You can check the list of supported types here: Available Type Hints.

Outputs

predictions: A structured table containing the results of the model's analysis. This includes the final prediction and, for classification models, the confidence scores for each category.

The predictions output contains the following specific data fields:

prediction: The main result. For regression, this is the calculated value. For classification, this is the predicted category/label.
proba_{class_name}: (Classification only) The probability score for a specific class. There will be one column for each class known by the model (e.g., proba_Yes, proba_No, or proba_0, proba_1).

Outputs Types

Output	Types
`predictions`	`DataFrame`

You can check the list of supported types here: Available Type Hints.

Options

The Model Predict brick contains some changeable options:

Verbose: Controls the amount of information logged to the console during execution.

import logging
import re
import numpy as np
import pandas as pd
import polars as pl
import pyarrow as pa
from coded_flows.types import Any, Union, DataFrame, ArrowTable, NDArray
from coded_flows.utils import CodedFlowsLogger

logger = CodedFlowsLogger(name="Model Predict", level=logging.INFO)

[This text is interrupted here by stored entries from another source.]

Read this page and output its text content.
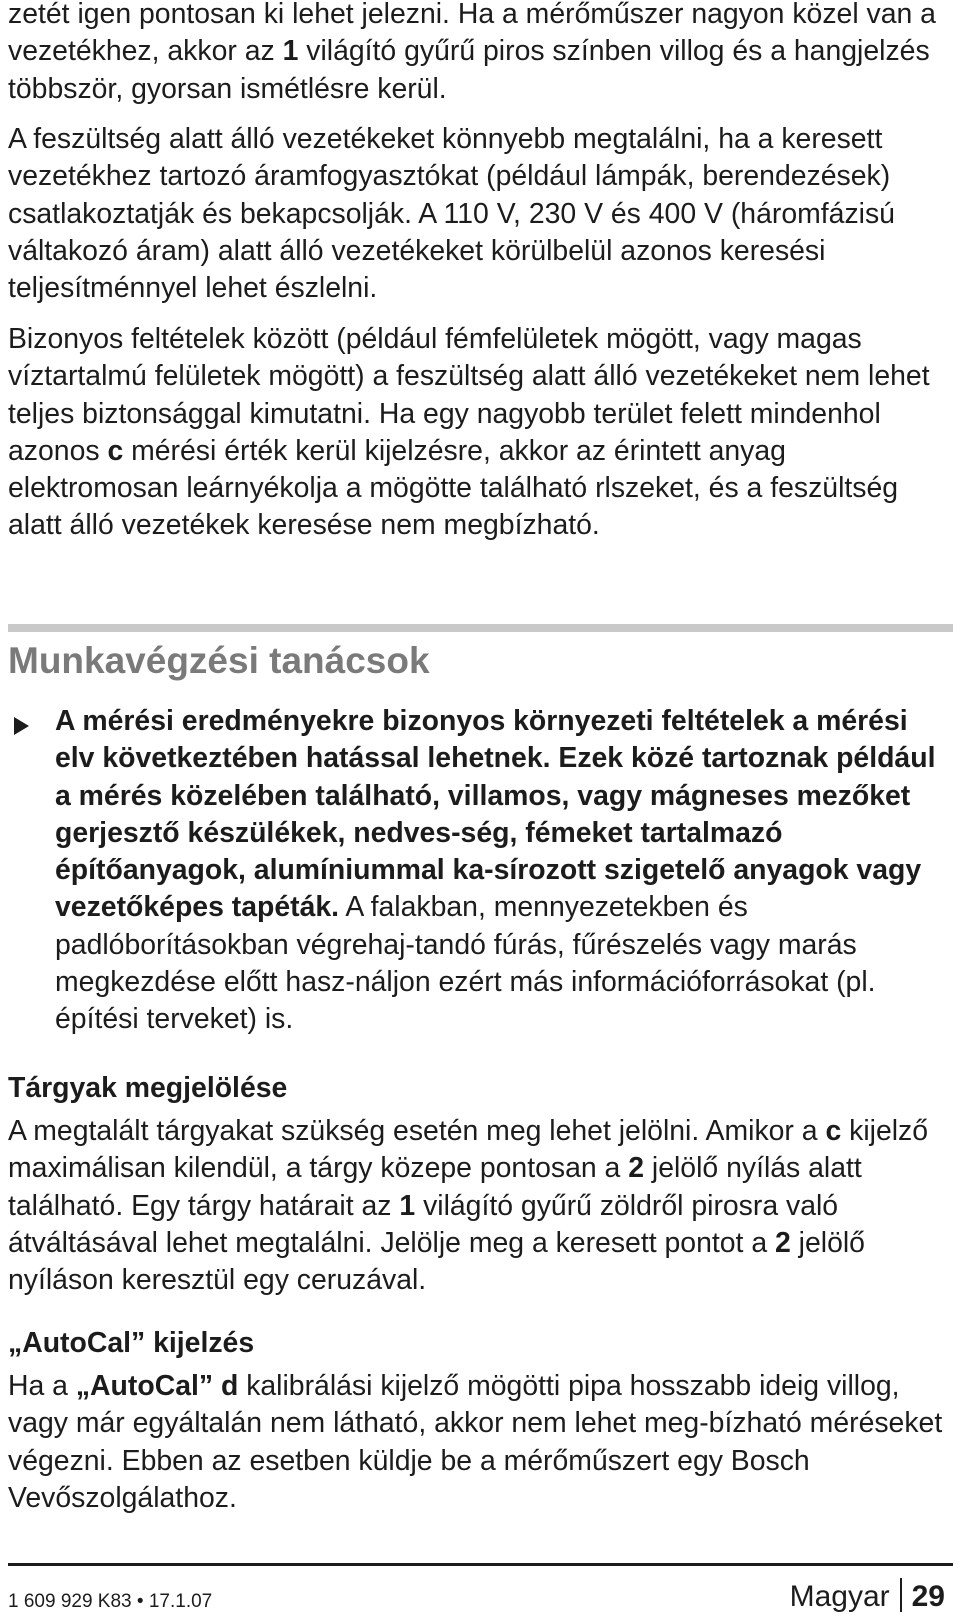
zetét igen pontosan ki lehet jelezni. Ha a mérőműszer nagyon közel van a vezetékhez, akkor az 1 világító gyűrű piros színben villog és a hangjelzés többször, gyorsan ismétlésre kerül.

A feszültség alatt álló vezetékeket könnyebb megtalálni, ha a keresett vezetékhez tartozó áramfogyasztókat (például lámpák, berendezések) csatlakoztatják és bekapcsolják. A 110 V, 230 V és 400 V (háromfázisú váltakozó áram) alatt álló vezetékeket körülbelül azonos keresési teljesítménnyel lehet észlelni.

Bizonyos feltételek között (például fémfelületek mögött, vagy magas víztartalmú felületek mögött) a feszültség alatt álló vezetékeket nem lehet teljes biztonsággal kimutatni. Ha egy nagyobb terület felett mindenhol azonos c mérési érték kerül kijelzésre, akkor az érintett anyag elektromosan leárnyékolja a mögötte található rlszeket, és a feszültség alatt álló vezetékek keresése nem megbízható.

Munkavégzési tanácsok

A mérési eredményekre bizonyos környezeti feltételek a mérési elv következtében hatással lehetnek. Ezek közé tartoznak például a mérés közelében található, villamos, vagy mágneses mezőket gerjesztő készülékek, nedves-ség, fémeket tartalmazó építőanyagok, alumíniummal ka-sírozott szigetelő anyagok vagy vezetőképes tapéták. A falakban, mennyezetekben és padlóborításokban végrehaj-tandó fúrás, fűrészelés vagy marás megkezdése előtt hasz-náljon ezért más információforrásokat (pl. építési terveket) is.

Tárgyak megjelölése

A megtalált tárgyakat szükség esetén meg lehet jelölni. Amikor a c kijelző maximálisan kilendül, a tárgy közepe pontosan a 2 jelölő nyílás alatt található. Egy tárgy határait az 1 világító gyűrű zöldről pirosra való átváltásával lehet megtalálni. Jelölje meg a keresett pontot a 2 jelölő nyíláson keresztül egy ceruzával.

„AutoCal” kijelzés

Ha a „AutoCal” d kalibrálási kijelző mögötti pipa hosszabb ideig villog, vagy már egyáltalán nem látható, akkor nem lehet meg-bízható méréseket végezni. Ebben az esetben küldje be a mérőműszert egy Bosch Vevőszolgálathoz.

1 609 929 K83 • 17.1.07	Magyar 29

def _get_base_name(model: Any) -> str:
    model_type = type(model)
    class_name = model_type.__name__
    name = re.sub("(.)([A-Z][a-z]+)", "\\1 \\2", class_name)
    return re.sub("([a-z0-9])([A-Z])", "\\1 \\2", name)


def model_predict(
    Model: Any, X: Union[DataFrame, ArrowTable, NDArray], options: dict = None
) -> DataFrame:
    options = options or {}
    verbose = options.get("verbose", True)
    predictions = None
    if Model is None:
        verbose and logger.error("Model object is not provided.")
        raise ValueError("A trained model must be provided.")
    if X is None:
        verbose and logger.error("Input data (X) is not provided.")
        raise ValueError("Input data (X) must be provided.")
    try:
        verbose and logger.info("Starting prediction process.")
        input_index = None
        if isinstance(X, pd.DataFrame):
            input_index = X.index
            verbose and logger.info("Input data is already a pandas DataFrame.")
        elif isinstance(X, pl.DataFrame):
            X = X.to_pandas()
            input_index = X.index
            verbose and logger.info("Converted Polars DataFrame to pandas DataFrame.")
        elif isinstance(X, pa.Table):
            X = X.to_pandas()
            input_index = X.index
            verbose and logger.info("Converted PyArrow Table to pandas DataFrame.")
        elif isinstance(X, np.ndarray):
            verbose and logger.info("Input data is a Numpy Array.")
        else:
            try:
                X = pd.DataFrame(X)
                input_index = X.index
                verbose and logger.info(
                    "Converted generic input data to pandas DataFrame."
                )
            except Exception as conv_error:
                verbose and logger.error(f"Unable to convert input data: {conv_error}")
                raise TypeError(
                    f"Unsupported input data type: {type(X)}. Expected pandas DataFrame, Polars DataFrame, PyArrow Table, or Numpy Array."
                )
        shape_info = X.shape
        verbose and logger.info(f"Data ready for prediction. Shape: {shape_info}")
        is_classifier = hasattr(Model, "predict_proba")
        model_type_str = _get_base_name(Model)
        if is_classifier:
            verbose and logger.info(
                f"Classification model detected ({model_type_str}). Predicting classes and probabilities."
            )
            predictions = Model.predict(X)
            probabilities = Model.predict_proba(X)
            if probabilities.ndim == 1:
                probabilities = np.vstack([1 - probabilities, probabilities]).T
            if hasattr(Model, "classes_"):
                proba_columns = [f"proba_{cls}" for cls in Model.classes_]
            else:
                proba_columns = [f"proba_{i}" for i in range(probabilities.shape[1])]
            if len(proba_columns) != probabilities.shape[1]:
                proba_columns = [f"proba_{i}" for i in range(probabilities.shape[1])]
            proba_df = pd.DataFrame(
                probabilities, columns=proba_columns, index=input_index
            )
            predictions = pd.DataFrame(
                predictions, columns=["prediction"], index=input_index
            )
            predictions = pd.concat([predictions, proba_df], axis=1)
            verbose and logger.info(
                f"Generated predictions and probabilities for {len(proba_columns)} classes."
            )
        else:
            verbose and logger.info(
                f"Regression model detected ({model_type_str}). Generating predictions."
            )
            predictions = Model.predict(X)
            predictions = pd.DataFrame(
                predictions, columns=["prediction"], index=input_index
            )
        verbose and logger.info(
            f"Prediction complete. Output shape: {predictions.shape}"
        )
    except Exception as e:
        verbose and logger.error(f"An error occurred during prediction: {e}")
        raise
    return predictions

Brick Info

version v0.1.4

python 3.11, 3.12, 3.13

requirements

shap>=0.47.0
scikit-learn
numpy
pandas
pyarrow
polars[pyarrow]
lightgbm
numba>=0.56.0
xgboost